What is the difference between ADRs and GDRs with voting rights and without voting rights?

When ADRs and GDRs as an investment option were first introduced in India, these were used mainly as methods to obtain additional financing for companies. Voting rights per se were not important for investors. Investors were more concerned about the ?economic rights? or dividends arising from their investment. These were reflected in the agreements they signed that stated holders of ADRs and GDRs would always have their vote exercised in a manner to ensure that they vote along with the majority decision of the company or with majority shareholder. However, with shareholder rights evolving, institutions that hold ADRs and GDRs have voting rights along with their shares. Hence ADRs and GDRs have more or less started functioning as shares proper, that is, with ?economic rights? as well as ?voting rights?.

Earlier when Sebi had granted exemption for the proposed Bharti-MTN deal from an open offer, was that exemption for transaction in GDR without voting rights or was it an exemption even for transaction involving GDR with voting rights?

The earlier exemption was under the pre-existing regulation 3(2) and 14(2) of the takeover regulations and hence was even for a transaction involving GDRs with voting rights. However, the exemption was to cease the day the GDRs got converted into ordinary equity shares.

In the light of new GDR norms, what are the options available to Bharti and MTN to go ahead with the deal without having to go for an open offer?

It may be possible for the transaction to go through in its present form without any changes. Bharti can still approach Sebi for an exemption under the following clauses, where Sebi can apply its discretion and grant it the exemption:

(i) Media statements from Bharti and MTN have so far mentioned that there would be 36% ?economic interest? that the African telecom firm, MTN, and its shareholders are supposed to acquire in Bharti. If this is so then GDRs that Bharti proposes to issue to MTN may still be without voting rights and not fall victim to the new clause.

(ii) Bharti-MTN may also change the deal mechanics and take exemption under Regulation 3(1)(j). This is relevant for a scheme of arrangement or reconstruction including amalgamation or merger or demerger under any law or regulation, Indian or foreign.
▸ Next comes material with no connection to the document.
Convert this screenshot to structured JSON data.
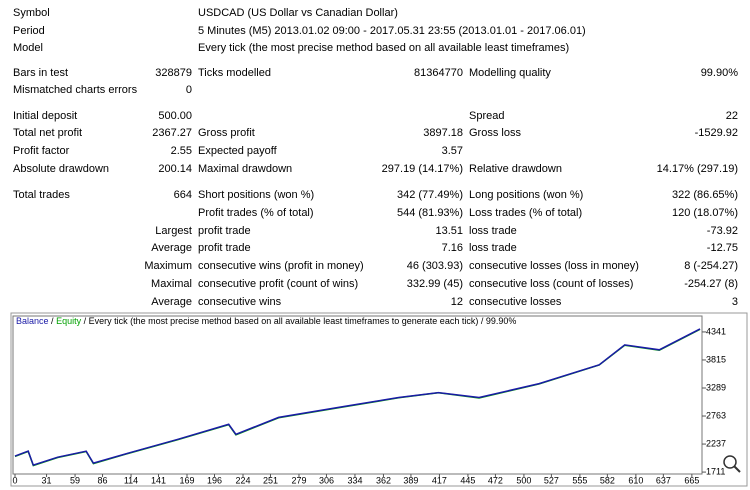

This means that Bharti would have to convince Sebi that interests of shareholders are taken care of, and if Sebi is convinced it can grant it the exemption from open offer. There have been instances when exemptions have been given under this clause.

(iii) Bharti could try to seek a specific exemption under Regulation 3(1)(l) of the takeover code, which allows exemptions to be taken from the Takeover Panel. One reasoning for such exemption may be that Bharti had acted as per the earlier informal guidance received by it from Sebi and was in the process of issuing their GDRs. As the new amendments are stated not to be of retrospective effect, it can be argued that they should not apply to Bharti, since it was already in the process of issuing GDRs. This, however ultimately will be a question of proof. If Bharti adopts this stance, it would be an extremely aggressive one.

Is there any possibility of Bharti-MTN going for an open offer?

This is totally ruled out. One, open offer would require MTN to shell out an additional Rs 32,000 cr, which would totally alter the financial dynamics of the deal. Two, the FDI guidelines would come in the way. Bharti already has around 33% FDI and MTN would acquire 36% in it. An additional 20% through open offer would breach the 74% FDI cap for the telecom sector.

Will the two companies be able to seal the deal by September 30?

Looks unlikely as they do not have time to complete regulatory procedures that have emerged from the latest Sebi regulation by the designated date. In such an eventuality the option between the two is either to extend the deadline as has been done by them twice in the past or enter into some form of MoU stating their resolve to move ahead as and when they sort out the regulatory hurdles. This way the two sides can signal to the markets that the deal has not been called off.